Wanda Franz of the National Right to Life Committee, who had not seen the film, had understandably bland and non-committal quotes in the ABC piece. Not so the prochoice voice:
"This was not a balanced portrayal of the issue," said Carol King, former National Organization for Women board member and abortion-rights activist, who has seen the documentary. "One of the things that has upset me more than anything else is the [comparison] of the anti-choice extremists to pro-choice activists. I have never encouraged in any way to kill people with whom I disagree." ...
King added that she thought Kaye used graphic images for "superficial purposes" and "shock value." The number of activists on either side of the abortion debate has remained the same over more than 30 years, according to King, who said she didn't think this movie was going to change that.
The images, which King told ABCNEWS.com left her "angered" and "insulted," are commonly used by anti-abortion activists during protests.
From the prolife side, a New York magazine reviewer agrees that the symbolism of the dead fetus is powerful, he argues, unbeatable. But, based on reading press reports, Tom Hoopes, executive editor of the National Catholic Register, (and who has not seen the film) says he smells a rat. His collumn at The National Review, is titled: "Lake of Bias: No choice but pro-choice."
He quotes Harvard University law professor Alan Dershowitz:
"Everybody is right when it comes to the issue of abortion," he says in the film. "In the end human beings have to decide. In the end each of us has to decide using whatever resources we have available to us: religion, our mind, our sense of what is right and wrong in society."
In other words, the grand conclusion of this ground-breaking non-propagandist documentary is: Believe whatever you want to believe, but whatever you believe, you had better be "pro-choice."

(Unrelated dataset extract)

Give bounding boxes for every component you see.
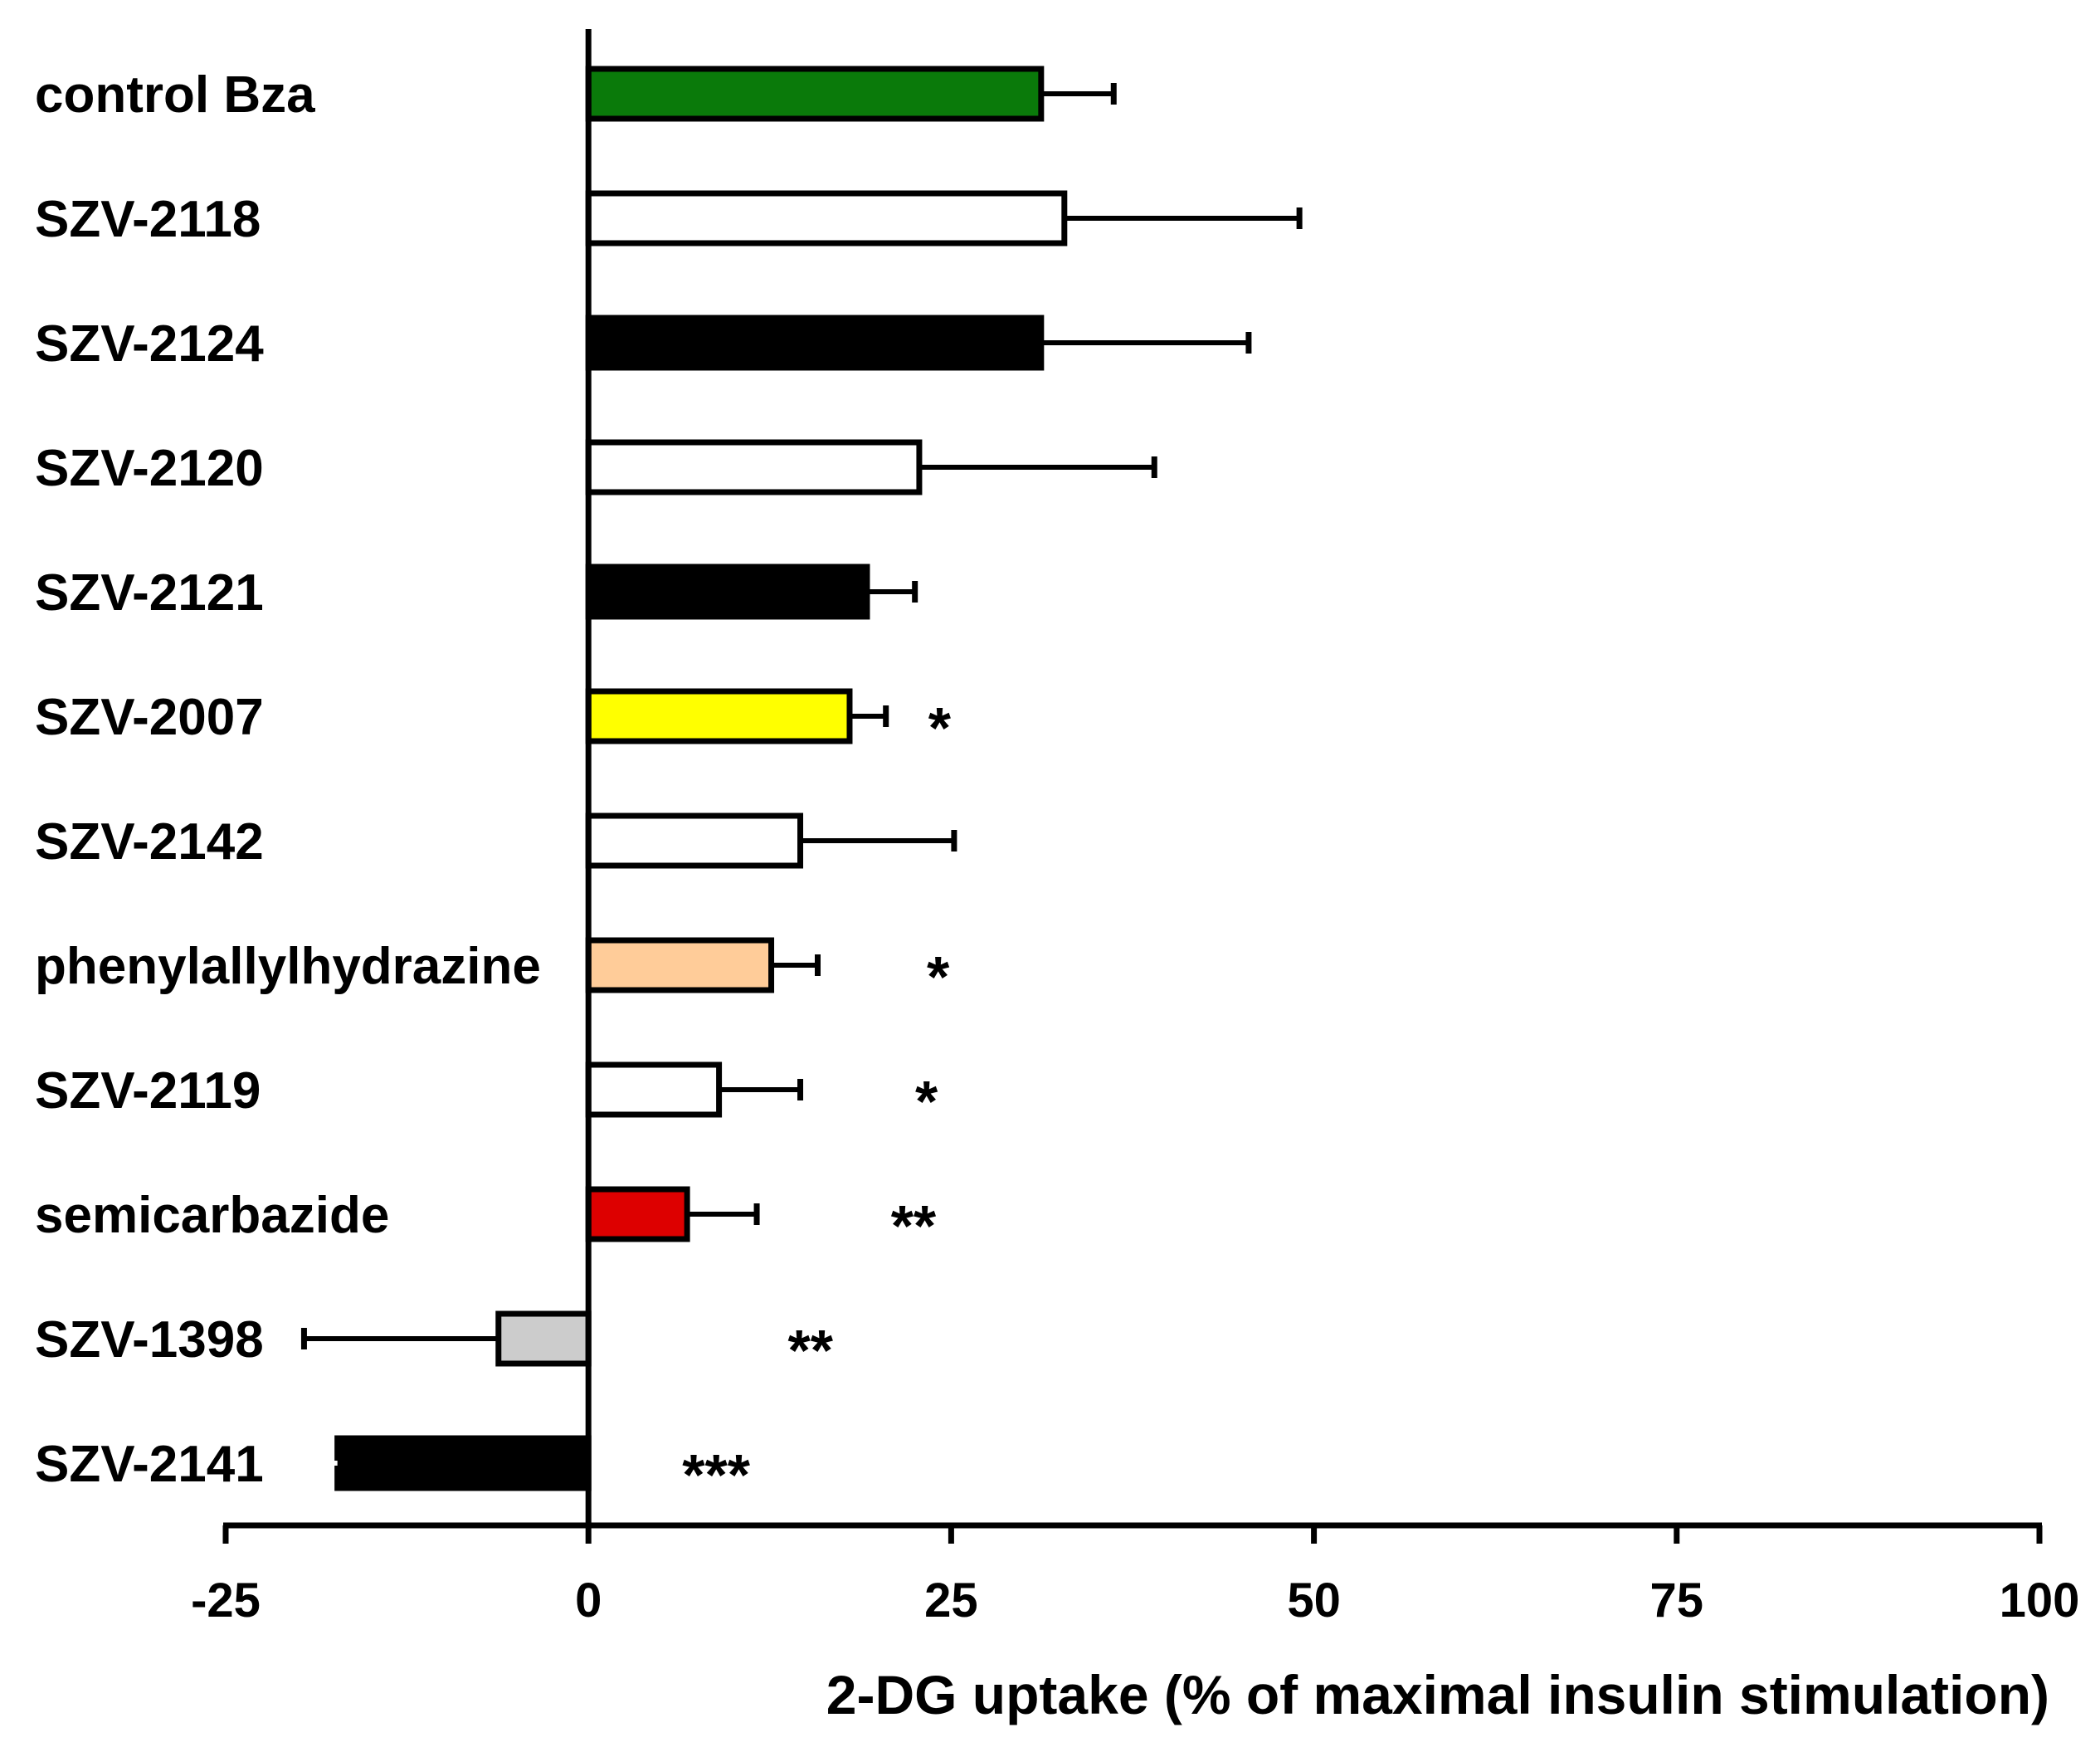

That may be Dershowitz's view, but it is not (in my view) Tony Kaye's view.
In anycase, we have so far seen people well-within both the prochoice and antichoice camps argue that the film slants their way or slants the other way.
It is the stuff of which great debates are made.
Personally, I think the signficance of the film lies elsewhere -- it is a work of art more than it is journalism. It is intended to stimulate people's thinking on this. I suspect that people's reactions are exactly what interests Kaye. I read that he was outside of one theater filming people's reactions recently.
There are undoubtedly many who do not want to discuss Lake of Fire at all. My argument is that the public discussion is going to happen anyway. It matters less which side benefits most in the film itself, and matters a lot more how each side develops considered and effective responses to the film and to public reaction -- whatever that turns out to be.